Back in Silicon Valley, the ChatGPT exodus continued. Users weren't just deleting the app—they were making a statement about corporate complicity in warfare. The fact that Anthropic's Claude became the top download despite being officially banned suggests people care more about a company's stated principles than whether those principles are actually enforced. It's a strange moment: the AI that refused to build killer robots is still being used in combat, while the AI that agreed to work with the Pentagon had to rewrite its contract after a user revolt.
The real story here is what's happening in the shadows. AI is already embedded in military operations through companies like Palantir, whose Maven platform integrates satellite data, intelligence reports, and commercial AI systems to help commanders make "faster, more efficient, and ultimately more lethal decisions," as Louis Mosley, head of Palantir's UK operations, told the BBC. The UK Ministry of Defence just signed a £240 million contract with Palantir. NATO is using it. Ukraine is using it. And unlike OpenAI or Anthropic, Palantir doesn't support a blanket ban on autonomous weapons—it just wants a "human in the loop."
But as Professor Mariarosaria Taddeo of Oxford University pointed out to the BBC, with Anthropic sidelined, "the most safety-conscious actor was now out from the room. That is a real problem." The concern isn't just about autonomous weapons—it's about AI systems that can hallucinate or make mistakes being integrated into life-and-death decisions. Lieutenant Colonel Amanda Gustave, chief data officer for NATO's Task Force Maven, insisted there's always "a human in the loop" and that "it would never be the case that an AI would make a decision for us." But as AI gets faster and more persuasive, that human oversight becomes harder to maintain.

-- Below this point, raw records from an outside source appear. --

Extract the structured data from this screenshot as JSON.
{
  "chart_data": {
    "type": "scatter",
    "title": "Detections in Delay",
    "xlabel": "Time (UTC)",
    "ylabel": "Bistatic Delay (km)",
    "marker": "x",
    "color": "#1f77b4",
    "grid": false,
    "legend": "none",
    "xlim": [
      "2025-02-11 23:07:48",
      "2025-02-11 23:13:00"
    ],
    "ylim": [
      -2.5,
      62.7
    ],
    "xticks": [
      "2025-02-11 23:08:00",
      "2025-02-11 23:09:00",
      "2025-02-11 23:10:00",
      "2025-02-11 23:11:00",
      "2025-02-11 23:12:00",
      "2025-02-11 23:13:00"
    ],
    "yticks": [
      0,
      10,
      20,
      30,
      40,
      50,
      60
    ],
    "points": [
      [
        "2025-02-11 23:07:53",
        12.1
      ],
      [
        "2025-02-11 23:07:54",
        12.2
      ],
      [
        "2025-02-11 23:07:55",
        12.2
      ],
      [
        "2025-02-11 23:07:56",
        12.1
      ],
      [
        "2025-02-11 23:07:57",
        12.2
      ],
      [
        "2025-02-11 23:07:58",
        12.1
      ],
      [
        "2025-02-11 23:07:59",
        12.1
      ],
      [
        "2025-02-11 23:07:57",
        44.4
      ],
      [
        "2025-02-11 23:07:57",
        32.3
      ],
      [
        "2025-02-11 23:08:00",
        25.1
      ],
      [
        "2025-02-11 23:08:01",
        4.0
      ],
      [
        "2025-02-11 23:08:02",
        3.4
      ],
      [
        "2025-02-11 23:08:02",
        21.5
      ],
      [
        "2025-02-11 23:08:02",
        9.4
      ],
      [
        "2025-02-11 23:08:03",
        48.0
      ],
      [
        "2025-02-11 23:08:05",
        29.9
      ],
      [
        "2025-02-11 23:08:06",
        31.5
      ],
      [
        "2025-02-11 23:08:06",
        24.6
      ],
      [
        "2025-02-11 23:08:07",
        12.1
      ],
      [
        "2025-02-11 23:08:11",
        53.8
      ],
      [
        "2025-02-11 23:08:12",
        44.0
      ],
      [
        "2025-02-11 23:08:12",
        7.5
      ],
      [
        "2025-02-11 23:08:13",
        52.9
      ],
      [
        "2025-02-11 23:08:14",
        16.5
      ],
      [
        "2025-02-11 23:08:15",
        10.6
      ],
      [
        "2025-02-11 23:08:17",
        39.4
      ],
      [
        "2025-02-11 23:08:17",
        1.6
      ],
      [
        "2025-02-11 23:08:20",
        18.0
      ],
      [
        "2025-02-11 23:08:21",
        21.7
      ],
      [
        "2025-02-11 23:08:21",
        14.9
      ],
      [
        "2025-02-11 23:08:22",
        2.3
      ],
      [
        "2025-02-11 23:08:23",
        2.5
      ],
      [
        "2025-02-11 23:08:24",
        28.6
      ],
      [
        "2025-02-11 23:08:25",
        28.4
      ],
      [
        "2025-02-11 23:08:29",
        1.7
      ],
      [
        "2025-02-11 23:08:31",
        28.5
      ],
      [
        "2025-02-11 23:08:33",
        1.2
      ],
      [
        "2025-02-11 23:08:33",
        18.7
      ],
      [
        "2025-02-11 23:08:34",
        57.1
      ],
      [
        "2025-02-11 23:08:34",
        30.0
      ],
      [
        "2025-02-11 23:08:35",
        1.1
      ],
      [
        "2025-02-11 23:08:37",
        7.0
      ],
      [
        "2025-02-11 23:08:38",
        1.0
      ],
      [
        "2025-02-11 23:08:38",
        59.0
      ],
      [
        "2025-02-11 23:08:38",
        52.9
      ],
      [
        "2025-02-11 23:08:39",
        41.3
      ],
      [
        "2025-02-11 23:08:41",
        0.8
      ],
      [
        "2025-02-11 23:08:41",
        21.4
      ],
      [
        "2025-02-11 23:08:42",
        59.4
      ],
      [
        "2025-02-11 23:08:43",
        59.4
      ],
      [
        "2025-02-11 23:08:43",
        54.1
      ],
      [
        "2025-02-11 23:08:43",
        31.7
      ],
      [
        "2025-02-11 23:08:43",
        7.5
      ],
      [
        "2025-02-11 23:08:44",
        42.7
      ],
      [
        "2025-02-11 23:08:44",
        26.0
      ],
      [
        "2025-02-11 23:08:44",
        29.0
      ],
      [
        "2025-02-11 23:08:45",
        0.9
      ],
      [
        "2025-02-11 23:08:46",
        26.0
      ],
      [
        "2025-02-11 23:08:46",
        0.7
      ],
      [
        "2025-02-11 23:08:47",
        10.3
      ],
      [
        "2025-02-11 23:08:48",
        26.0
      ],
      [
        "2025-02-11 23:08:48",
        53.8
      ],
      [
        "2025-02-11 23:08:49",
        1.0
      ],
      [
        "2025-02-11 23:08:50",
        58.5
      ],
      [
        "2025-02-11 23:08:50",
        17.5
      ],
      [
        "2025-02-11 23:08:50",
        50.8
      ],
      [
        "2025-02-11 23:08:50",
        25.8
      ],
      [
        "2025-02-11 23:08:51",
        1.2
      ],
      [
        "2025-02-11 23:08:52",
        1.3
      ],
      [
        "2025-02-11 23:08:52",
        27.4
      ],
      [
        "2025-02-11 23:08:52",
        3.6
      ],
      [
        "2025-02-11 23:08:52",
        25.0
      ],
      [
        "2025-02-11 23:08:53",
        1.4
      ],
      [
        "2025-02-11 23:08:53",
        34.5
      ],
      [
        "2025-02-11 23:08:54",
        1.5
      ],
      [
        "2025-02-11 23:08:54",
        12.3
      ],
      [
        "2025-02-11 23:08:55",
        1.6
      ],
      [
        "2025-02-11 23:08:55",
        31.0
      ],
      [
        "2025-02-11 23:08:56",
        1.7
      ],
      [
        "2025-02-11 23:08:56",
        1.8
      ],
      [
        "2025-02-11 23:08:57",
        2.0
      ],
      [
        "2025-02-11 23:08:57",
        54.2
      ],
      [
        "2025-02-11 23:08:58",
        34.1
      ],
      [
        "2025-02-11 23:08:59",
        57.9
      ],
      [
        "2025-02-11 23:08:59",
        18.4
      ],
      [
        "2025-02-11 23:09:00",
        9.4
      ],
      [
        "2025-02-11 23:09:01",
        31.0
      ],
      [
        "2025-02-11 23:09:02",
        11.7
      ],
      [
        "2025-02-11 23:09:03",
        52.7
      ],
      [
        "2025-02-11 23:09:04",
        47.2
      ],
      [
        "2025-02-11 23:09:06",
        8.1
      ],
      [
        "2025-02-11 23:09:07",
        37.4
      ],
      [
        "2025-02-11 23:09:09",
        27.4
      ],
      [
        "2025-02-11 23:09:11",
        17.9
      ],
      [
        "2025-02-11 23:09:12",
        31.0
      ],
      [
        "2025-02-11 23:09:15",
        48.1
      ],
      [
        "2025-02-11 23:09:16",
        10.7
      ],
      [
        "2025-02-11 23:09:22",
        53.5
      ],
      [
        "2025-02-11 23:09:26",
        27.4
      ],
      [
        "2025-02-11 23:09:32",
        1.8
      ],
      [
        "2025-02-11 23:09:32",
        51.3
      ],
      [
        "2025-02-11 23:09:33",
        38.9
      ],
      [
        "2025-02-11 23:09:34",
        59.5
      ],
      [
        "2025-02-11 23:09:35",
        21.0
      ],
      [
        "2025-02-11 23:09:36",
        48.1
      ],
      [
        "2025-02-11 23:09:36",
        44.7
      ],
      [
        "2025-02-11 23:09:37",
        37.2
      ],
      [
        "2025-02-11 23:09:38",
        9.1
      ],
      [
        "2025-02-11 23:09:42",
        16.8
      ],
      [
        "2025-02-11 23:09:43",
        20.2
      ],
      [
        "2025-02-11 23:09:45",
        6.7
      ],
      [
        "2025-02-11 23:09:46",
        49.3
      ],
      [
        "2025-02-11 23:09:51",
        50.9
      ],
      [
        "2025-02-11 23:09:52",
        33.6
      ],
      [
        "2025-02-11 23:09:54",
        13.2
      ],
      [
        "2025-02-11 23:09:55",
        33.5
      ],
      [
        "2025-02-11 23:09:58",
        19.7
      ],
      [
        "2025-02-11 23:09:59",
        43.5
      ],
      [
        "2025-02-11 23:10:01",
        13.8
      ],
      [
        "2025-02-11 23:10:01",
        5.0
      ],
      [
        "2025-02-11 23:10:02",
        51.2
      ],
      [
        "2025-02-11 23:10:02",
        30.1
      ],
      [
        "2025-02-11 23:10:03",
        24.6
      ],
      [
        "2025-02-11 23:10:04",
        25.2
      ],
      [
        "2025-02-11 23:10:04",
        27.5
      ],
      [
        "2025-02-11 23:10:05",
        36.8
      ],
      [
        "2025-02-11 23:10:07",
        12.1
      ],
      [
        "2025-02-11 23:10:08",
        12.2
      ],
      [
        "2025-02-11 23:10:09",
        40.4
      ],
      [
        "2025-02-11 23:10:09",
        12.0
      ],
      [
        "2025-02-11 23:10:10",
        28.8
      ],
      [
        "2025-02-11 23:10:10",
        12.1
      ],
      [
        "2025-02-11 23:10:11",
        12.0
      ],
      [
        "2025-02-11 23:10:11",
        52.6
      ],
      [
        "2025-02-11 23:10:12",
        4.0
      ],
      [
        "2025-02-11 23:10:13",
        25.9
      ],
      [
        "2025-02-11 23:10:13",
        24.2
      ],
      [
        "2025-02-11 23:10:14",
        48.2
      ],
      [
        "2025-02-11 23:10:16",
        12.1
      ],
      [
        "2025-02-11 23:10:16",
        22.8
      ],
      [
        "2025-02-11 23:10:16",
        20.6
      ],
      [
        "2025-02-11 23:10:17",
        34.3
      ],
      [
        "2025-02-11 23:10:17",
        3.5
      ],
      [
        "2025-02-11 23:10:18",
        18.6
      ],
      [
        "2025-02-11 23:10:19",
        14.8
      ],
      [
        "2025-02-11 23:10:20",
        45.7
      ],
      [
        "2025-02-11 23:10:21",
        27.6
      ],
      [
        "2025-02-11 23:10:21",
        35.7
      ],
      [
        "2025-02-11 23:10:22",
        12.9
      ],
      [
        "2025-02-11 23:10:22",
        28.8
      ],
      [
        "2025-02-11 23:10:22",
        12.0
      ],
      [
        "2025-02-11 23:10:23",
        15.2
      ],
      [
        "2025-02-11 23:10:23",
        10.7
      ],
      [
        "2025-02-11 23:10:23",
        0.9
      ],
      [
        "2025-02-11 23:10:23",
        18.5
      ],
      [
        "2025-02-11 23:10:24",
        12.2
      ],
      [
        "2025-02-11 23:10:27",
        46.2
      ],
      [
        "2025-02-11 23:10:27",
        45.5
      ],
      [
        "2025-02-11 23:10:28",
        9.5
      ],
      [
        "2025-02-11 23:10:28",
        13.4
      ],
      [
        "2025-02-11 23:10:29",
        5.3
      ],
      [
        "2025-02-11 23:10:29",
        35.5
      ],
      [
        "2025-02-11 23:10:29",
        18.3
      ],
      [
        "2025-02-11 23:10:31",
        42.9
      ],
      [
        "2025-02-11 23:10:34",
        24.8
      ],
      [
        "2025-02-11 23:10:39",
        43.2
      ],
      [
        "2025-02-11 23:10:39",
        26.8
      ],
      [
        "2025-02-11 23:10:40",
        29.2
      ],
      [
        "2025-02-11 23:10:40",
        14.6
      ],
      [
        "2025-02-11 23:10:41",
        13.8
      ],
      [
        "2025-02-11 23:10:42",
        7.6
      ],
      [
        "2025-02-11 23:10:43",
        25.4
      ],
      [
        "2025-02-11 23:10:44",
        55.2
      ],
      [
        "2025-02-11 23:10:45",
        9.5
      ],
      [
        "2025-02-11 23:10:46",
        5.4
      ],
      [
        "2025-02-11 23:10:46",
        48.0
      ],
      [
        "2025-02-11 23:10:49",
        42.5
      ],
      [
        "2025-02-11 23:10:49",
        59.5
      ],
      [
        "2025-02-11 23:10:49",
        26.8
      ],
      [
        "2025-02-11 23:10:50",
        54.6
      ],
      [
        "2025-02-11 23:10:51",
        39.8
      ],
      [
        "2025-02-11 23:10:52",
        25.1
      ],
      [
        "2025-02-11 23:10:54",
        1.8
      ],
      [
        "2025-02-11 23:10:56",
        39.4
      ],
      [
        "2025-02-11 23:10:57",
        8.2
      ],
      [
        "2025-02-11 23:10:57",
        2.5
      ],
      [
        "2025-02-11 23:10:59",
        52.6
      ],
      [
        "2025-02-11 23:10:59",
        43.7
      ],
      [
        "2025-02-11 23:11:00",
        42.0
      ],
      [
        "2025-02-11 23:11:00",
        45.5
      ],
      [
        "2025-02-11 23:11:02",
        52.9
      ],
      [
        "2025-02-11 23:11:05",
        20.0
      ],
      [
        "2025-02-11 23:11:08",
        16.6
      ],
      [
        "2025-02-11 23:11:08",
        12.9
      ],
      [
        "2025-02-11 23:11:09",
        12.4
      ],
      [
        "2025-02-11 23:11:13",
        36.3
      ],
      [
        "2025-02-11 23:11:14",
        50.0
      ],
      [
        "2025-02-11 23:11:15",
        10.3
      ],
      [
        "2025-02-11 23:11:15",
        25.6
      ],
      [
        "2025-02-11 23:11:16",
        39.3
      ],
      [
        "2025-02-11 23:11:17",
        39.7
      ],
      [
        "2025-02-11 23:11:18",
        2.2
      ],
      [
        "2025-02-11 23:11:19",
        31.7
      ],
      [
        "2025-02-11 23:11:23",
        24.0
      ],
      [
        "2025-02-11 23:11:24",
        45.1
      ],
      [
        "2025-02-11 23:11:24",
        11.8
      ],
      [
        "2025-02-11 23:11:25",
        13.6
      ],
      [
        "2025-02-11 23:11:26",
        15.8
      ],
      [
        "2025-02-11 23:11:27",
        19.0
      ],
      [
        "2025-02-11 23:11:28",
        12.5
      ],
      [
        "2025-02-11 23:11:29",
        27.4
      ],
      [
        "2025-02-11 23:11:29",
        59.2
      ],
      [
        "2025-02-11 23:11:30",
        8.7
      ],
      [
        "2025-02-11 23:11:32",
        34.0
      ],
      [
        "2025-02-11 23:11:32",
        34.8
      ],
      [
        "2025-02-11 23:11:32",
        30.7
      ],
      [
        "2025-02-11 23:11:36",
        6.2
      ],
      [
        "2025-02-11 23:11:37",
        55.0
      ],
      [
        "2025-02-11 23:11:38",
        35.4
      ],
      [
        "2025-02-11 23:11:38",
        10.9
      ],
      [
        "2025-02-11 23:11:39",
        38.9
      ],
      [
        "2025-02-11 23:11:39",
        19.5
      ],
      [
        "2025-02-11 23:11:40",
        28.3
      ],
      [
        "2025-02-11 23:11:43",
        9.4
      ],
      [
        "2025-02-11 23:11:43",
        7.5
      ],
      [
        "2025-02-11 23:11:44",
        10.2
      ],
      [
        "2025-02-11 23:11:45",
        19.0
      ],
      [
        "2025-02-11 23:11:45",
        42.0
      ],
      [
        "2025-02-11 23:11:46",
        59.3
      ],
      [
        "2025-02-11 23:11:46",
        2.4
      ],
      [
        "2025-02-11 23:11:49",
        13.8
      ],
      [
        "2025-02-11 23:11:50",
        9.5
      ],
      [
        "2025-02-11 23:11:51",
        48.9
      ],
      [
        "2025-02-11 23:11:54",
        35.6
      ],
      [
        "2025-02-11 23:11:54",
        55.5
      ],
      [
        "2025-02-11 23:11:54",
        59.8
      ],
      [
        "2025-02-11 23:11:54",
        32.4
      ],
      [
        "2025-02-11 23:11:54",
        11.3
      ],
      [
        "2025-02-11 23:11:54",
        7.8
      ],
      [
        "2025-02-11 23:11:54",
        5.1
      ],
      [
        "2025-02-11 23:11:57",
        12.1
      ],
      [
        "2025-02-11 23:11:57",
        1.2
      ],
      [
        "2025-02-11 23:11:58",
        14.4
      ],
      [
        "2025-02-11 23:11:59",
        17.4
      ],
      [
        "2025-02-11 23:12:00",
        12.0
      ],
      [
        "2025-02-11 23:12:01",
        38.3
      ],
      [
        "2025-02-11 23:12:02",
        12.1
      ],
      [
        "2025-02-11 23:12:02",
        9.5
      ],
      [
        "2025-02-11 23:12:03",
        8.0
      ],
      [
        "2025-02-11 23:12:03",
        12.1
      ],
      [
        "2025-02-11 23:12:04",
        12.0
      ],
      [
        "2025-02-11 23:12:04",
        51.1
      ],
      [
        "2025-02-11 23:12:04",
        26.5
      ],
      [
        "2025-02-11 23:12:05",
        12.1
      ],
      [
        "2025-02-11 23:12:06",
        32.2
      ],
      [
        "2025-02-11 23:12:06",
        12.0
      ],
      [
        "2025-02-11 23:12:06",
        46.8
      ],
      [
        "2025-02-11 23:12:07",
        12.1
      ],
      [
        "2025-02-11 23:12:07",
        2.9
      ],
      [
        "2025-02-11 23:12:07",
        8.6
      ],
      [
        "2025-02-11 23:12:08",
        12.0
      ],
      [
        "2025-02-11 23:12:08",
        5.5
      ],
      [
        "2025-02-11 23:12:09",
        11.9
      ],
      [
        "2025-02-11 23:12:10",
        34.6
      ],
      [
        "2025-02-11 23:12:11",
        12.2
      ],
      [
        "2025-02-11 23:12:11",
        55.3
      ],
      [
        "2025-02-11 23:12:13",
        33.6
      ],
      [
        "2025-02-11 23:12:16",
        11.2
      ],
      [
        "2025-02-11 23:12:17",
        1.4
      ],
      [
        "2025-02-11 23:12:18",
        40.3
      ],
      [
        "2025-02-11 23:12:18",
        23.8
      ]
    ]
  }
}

OpenAI's weekend disaster reveals the deeper tension: tech companies want to be seen as responsible while also securing lucrative government contracts, but users are increasingly skeptical of that balance. Altman's admission that the deal looked "opportunistic and sloppy" is rare corporate candor, but it doesn't resolve the underlying problem. If the most safety-focused AI companies are either banned or forced to water down their principles, who's left to push back when the Pentagon asks for something dangerous?
The answer, increasingly, is nobody. And that's exactly what has ChatGPT users deleting their accounts and downloading Claude instead, even if Claude is secretly still working for the military. At least Anthropic tried to draw a line. OpenAI just drew one on Monday after the backlash made it impossible not to.